Why are the fundamental groups $\pi_{1}(S^3)$ and $\pi_{1}(S^2)$ trivial?

Why are the fundamental groups $\pi_{1}(S^3)$ and $\pi_{1}(S^2)$ trivial? Is there a straightforward proof of this?

Solution 1:

There is a straightforward proof that for all $n\geq 2$, $\pi_1(S^n))$ is trivial. Let $n\geq 2$ be an integer, and let $c$ be a loop (based at $N=(1,0,\dots,0)$).

1. Show that $c$ is homotopic to a map $c'$ that misses a point in $S^n$, say $p\in S^n\setminus\lbrace N\rbrace$.
2. Since $S^n\setminus\lbrace p\rbrace$ is homeomorphic to $\Bbb R^n$, which is contractible, and $c'$ is, by construction, entirely contained in $S^n\setminus\lbrace p\rbrace$ , you can homotope it to the point $N$ inside $S^n\setminus\lbrace p\rbrace$.

To show the first claim, use the open cover of the sphere by the two open sets $U=S^n\setminus\lbrace N\rbrace$ and $V=S^n\setminus\lbrace -N\rbrace$. By continuity of $c$, and and the $\epsilon$ lemma of Lebesgue applied to the open cover $\big(c^{-1}(U),c^{-1}(V)\big)$ of $[0,1]$, there exists an integer $m$ such that $$\text{for all }k\in\lbrace 0,\dots,m-1\rbrace,\;c\left(\left[\frac{k}{n},\frac{k+1}{n}\right]\right)\subset U\text{ or }V$$ Now you can easily deform $c$ relative to endpoints on each interval $\left[\frac{k}{n},\frac{k+1}{n}\right]$ to a map that is "a straight line connecting $c\left(\frac{k}{n}\right)$ to $c\left(\frac{k+1}{n}\right)$" inside $U$ or $V$, whichever contains $c\left(\left[\frac{k}{n},\frac{k+1}{n}\right]\right)$ (they may both contain it). This will be $c'$, and it clearly misses most of the sphere.

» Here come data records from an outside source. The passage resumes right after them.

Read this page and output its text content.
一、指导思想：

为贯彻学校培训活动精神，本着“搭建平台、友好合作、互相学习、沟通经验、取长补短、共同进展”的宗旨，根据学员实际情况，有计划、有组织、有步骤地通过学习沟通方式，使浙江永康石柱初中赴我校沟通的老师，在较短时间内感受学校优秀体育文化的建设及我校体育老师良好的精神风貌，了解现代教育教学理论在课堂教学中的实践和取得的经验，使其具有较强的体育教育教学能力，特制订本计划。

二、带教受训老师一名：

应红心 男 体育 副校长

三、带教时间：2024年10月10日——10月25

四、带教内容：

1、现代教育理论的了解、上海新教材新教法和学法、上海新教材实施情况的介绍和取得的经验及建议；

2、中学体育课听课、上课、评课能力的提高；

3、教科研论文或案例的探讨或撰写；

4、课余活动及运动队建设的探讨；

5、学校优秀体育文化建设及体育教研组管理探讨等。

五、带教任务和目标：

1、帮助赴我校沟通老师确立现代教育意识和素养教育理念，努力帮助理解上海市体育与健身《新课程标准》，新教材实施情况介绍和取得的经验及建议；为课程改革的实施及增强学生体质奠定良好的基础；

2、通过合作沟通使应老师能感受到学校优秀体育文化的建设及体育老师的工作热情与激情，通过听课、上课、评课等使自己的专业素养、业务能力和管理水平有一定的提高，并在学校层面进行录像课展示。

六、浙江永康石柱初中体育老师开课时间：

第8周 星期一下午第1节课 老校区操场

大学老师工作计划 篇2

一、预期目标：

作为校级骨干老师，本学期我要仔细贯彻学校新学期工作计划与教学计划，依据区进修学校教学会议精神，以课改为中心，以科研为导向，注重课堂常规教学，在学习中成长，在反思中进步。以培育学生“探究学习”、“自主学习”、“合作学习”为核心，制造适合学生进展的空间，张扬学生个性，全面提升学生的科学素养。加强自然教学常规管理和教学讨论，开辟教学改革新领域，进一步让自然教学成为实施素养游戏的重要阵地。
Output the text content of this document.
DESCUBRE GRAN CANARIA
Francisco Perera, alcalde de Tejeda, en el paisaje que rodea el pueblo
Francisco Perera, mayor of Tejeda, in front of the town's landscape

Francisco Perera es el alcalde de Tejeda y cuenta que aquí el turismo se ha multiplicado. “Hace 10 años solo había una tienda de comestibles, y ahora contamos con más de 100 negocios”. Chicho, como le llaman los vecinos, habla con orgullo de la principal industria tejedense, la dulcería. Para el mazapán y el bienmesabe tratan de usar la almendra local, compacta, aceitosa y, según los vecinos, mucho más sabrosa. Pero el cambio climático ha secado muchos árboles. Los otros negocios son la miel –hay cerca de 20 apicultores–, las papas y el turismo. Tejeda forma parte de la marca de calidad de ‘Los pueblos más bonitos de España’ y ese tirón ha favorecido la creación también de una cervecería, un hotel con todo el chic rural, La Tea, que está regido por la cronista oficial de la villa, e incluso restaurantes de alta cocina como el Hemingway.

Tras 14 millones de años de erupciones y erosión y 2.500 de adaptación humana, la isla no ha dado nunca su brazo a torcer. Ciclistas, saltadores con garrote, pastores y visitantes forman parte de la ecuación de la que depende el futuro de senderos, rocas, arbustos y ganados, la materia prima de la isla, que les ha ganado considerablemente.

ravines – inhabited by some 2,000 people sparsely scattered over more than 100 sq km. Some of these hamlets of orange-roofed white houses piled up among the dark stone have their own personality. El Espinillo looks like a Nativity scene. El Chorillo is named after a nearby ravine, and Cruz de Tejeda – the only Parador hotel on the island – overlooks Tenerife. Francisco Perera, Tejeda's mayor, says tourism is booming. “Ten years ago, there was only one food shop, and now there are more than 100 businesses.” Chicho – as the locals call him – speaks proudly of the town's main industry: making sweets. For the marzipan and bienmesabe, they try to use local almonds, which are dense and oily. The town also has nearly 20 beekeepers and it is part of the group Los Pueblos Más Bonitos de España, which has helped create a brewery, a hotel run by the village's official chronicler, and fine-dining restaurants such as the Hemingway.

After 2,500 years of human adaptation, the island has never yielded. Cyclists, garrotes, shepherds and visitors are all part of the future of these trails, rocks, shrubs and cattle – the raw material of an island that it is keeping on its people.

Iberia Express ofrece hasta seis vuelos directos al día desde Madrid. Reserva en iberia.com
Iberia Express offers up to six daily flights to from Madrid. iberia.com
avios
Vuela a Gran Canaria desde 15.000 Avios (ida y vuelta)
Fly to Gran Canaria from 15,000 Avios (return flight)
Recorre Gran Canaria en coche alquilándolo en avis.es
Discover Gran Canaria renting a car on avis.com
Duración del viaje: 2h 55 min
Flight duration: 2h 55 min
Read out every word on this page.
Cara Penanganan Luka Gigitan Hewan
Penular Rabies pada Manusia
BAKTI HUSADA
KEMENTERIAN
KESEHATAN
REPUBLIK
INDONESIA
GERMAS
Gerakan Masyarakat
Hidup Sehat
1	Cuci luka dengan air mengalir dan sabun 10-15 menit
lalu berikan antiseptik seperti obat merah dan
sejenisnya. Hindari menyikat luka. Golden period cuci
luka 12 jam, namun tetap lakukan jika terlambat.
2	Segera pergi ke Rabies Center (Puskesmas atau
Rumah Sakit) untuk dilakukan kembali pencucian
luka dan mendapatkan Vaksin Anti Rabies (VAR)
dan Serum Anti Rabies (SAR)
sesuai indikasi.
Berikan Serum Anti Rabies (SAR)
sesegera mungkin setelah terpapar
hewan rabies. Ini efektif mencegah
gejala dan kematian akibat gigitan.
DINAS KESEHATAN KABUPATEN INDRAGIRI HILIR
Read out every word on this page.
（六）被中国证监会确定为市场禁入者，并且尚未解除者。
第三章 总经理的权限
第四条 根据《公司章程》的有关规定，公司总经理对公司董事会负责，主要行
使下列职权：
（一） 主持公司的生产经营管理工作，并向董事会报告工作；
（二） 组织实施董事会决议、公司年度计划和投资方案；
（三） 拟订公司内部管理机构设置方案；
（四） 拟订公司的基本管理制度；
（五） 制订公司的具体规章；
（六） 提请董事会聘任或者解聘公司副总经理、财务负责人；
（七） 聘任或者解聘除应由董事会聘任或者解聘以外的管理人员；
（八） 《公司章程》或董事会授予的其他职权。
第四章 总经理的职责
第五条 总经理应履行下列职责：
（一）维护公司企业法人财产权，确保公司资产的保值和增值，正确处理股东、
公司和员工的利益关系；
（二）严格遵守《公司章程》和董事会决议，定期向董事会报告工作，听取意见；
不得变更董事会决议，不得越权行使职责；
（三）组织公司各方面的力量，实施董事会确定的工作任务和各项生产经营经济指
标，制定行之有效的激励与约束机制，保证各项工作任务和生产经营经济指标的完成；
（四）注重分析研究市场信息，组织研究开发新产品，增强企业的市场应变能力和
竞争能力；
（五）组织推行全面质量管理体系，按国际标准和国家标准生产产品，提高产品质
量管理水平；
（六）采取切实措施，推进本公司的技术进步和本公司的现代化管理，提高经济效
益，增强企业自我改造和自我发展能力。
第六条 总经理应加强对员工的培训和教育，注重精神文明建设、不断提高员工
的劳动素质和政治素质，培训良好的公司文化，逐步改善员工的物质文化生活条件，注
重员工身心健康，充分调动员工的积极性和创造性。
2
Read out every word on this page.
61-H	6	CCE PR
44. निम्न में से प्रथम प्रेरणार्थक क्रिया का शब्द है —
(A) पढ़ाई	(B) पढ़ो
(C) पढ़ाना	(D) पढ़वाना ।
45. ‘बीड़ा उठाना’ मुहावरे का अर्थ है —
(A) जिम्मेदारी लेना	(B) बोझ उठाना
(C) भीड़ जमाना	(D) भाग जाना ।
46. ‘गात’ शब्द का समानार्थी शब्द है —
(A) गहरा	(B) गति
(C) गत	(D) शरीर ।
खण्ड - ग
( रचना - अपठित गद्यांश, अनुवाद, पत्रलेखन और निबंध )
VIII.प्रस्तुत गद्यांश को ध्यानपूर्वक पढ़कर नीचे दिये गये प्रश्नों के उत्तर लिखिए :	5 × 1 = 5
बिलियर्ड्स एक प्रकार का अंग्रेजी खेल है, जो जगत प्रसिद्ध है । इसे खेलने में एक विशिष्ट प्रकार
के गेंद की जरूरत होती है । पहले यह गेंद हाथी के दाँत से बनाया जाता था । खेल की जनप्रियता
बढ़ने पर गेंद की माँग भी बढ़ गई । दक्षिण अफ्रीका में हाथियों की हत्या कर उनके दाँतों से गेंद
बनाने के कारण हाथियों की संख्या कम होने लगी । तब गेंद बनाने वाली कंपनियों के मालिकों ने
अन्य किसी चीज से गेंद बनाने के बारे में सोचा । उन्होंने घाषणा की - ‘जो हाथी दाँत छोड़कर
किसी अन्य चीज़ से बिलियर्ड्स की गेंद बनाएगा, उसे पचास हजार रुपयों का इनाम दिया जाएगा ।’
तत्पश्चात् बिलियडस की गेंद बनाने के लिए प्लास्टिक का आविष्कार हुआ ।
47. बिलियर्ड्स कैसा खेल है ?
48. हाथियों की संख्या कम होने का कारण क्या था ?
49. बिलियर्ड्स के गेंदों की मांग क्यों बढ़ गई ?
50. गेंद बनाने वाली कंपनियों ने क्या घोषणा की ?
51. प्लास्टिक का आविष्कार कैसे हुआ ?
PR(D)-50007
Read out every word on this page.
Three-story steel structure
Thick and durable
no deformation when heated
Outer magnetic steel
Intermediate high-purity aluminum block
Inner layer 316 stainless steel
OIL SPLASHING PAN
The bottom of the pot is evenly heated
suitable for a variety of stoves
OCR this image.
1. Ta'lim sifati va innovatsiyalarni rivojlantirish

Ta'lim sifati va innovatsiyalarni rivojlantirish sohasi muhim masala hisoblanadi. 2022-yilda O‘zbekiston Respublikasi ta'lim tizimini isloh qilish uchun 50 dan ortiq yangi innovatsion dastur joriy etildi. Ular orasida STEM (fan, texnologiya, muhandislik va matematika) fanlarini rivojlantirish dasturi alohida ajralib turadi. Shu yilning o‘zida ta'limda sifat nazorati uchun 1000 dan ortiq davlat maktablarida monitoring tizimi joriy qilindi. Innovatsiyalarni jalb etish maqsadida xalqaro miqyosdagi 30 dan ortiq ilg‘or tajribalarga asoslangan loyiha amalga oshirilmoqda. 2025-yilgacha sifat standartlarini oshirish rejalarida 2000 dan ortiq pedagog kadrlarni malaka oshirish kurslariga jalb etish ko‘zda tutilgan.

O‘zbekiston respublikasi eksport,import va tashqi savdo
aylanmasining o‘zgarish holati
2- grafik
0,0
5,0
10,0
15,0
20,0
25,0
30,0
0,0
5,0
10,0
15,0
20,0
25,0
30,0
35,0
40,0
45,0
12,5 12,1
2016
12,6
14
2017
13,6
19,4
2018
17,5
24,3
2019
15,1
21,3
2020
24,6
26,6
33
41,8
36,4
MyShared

Another proof goes as follows. You probably haven't studied it yet, but one theorem of Whitehead states that any map between (pointed) CW complexes is homotopic to a cellular map. Since the circle $S^1$ is a one dimensional CW complex, and the spheres of dimension $n\geq 2$ have a CW decomposition with only one $0$ cell and one $n$ cell, the theorem implies that a loop $c:S^1\to S^n$ is homotopic (relative to basepoints) to a map $c:S^1\to \mathrm{sk}_1(S^n)=\mathrm{pt}$, where $\mathrm{sk}_1(S^n)$ (the $1$ skeleton of $S^n$ with the above cellular decomposition) is a point, i.e., $c$ is homotopic to the constant path.

The only good thing about this last argument is that it generalizes to show that the homotopy groups $\pi_k(S^n)$ are trivial for $1\leq k<n$.